Comment Re:Copyright is Now Perpetual (Score 0) 227

All land should be rented, never bought, for basically the annual property taxes.

That's just silly. If something can't be bought then it isn't worth anything, because things are only worth what they can be traded for.

Furthermore, if anyone could lose their real estate from someone bidding more for it, then no one would build improvements on it for fear of losing it. You have created a recipe to destroy wealth and civilisation.

~Loyal

Comment Re:So what will this accomplish? (Score 1) 154

So you presume that if we agree on the value of everything under the Sun, all trade will cease, and we'll just all lay down and starve to death because we are only willing to trade if we think we're getting a great deal?

Nope.

For example, if you believe your income to be stable and sufficient for your needs, there is no need to value a sandwich more when you're hungry than when you're not.

Sure there is.

The whole concept is irrational.

You think that because you misunderstand 'value.'

Even if there everybody agrees on value, there is still demand, because humans have real needs, and specialization is a thing.

It's not possible for everyone to agree on value because it's not possible to compare how much I value something versus how much you value that something. It's only possible to compare how much I value one thing versus how much I value another thing, and it's only possible to do that because of the exchanges you see me make. What it's possible for everyone to agree on is price.

Trade is not based on presuming a lopsided value exchange,

Sure it is. It's either that or coercion.
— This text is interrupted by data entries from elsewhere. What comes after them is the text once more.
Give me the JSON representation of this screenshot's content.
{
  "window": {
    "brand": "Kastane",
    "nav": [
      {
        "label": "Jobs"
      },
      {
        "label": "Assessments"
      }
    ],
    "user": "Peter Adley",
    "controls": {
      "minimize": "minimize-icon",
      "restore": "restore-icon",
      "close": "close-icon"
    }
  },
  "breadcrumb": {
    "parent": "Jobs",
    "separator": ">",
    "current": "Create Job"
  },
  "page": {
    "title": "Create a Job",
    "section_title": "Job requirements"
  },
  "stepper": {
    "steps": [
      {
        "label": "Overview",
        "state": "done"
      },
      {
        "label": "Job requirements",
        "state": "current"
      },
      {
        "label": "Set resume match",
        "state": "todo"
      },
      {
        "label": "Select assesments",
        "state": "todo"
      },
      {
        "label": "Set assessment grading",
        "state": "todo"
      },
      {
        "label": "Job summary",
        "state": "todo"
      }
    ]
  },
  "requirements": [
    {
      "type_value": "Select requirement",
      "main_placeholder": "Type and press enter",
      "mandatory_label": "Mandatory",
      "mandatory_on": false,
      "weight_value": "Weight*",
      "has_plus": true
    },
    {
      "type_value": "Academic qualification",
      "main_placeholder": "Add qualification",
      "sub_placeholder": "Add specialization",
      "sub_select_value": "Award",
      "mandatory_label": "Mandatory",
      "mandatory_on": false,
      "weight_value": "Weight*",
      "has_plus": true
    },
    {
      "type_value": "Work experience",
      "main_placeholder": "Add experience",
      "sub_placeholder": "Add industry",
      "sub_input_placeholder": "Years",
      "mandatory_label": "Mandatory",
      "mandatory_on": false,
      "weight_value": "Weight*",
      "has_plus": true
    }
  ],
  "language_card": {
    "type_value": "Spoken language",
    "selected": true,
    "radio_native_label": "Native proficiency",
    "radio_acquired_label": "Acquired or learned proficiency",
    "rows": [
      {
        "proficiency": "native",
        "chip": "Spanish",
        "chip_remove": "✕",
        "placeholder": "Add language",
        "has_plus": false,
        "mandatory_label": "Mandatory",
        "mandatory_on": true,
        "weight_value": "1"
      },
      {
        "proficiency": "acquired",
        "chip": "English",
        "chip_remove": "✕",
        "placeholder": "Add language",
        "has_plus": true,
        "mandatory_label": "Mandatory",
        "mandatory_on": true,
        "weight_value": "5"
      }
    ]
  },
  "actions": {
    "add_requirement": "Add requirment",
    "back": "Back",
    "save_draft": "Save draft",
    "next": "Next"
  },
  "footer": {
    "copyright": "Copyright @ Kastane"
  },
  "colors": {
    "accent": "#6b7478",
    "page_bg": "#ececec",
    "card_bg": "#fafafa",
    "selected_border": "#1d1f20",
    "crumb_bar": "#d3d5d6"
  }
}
it is based on the reality of variable skills

Are you trying to discuss the Law of Absolute Advantage, the Law of Comparative Advantage, and Division of Labor?

and availability of resources.

Well, you're covering supply pretty well, but you're missing demand and, by implication, desires.

Economics uses all sorts of logical tools and technology that are not believed to be literally true or accurate; they're just believed to be useful in certain circumstances.

Agreed.

Demand obviously predated economics, because primitive trade isn't based on "how we allocate scarce resources." The most basic trade is just two people, without any system of allocation.

If Oog trades two beaver pelts to Moog for a spear and forty-eight grams of wheat, then the scarce resources that have alternatives uses is two beaver pelts, a spear, and forty-eight grams of wheat; and the allocation is a spear and forty-eight grams of wheat to Oog, and two beaver pelts to Moog. If someone, like, say, Loog, studies that then we have economics. Now, the actual study came after the exchange, but that's only because we can't study the future; we can only study the present and the past.

As for defining "demand," just use wikipedia:...

Ah! Then I didn't misunderstand the concept of demand, and you were wrong when you said I did.

Without willingness and ability to pay, no economy could exist.

Sure it can. If a mugger demands someone's wallet at gunpoint then an exchange has taken place and we can study it using the science of economics.

Economic systems weren't invented by some guy who thought it up and everybody said, "oh, good idea" and started doing it.

Sure it was.

Barter existed for long periods before economies did.

Bartering is one type of economic exchange.

Many animals engage in basic barter, without any system of exchange or valuation.

I wonder which economists study that.

The trade has to exist before it becomes systematic, which is a requirement for it to be an economy.

I think you misunderstand the concept of economics.

~Loyal

Comment Re:So what will this accomplish? (Score 1) 154

The buyer and seller generally agree on the value of both the item, and the money.

No. Buyer and seller agree on a price. It's not generally possible to know how much buyer and seller value either the item or the money.

I think you misunderstood the concept of "demand."

I'm pretty sure I don't.

I'll give you a hint: it existed before money or economies.

I agree that demand existed before money. Economics is how we allocate scarce resources that have alternative uses, so it's not possible for demand to predate economics. I tell you what--how about you spell out what I think demand is, and what it really is using a widely recognized definition from the science of economics?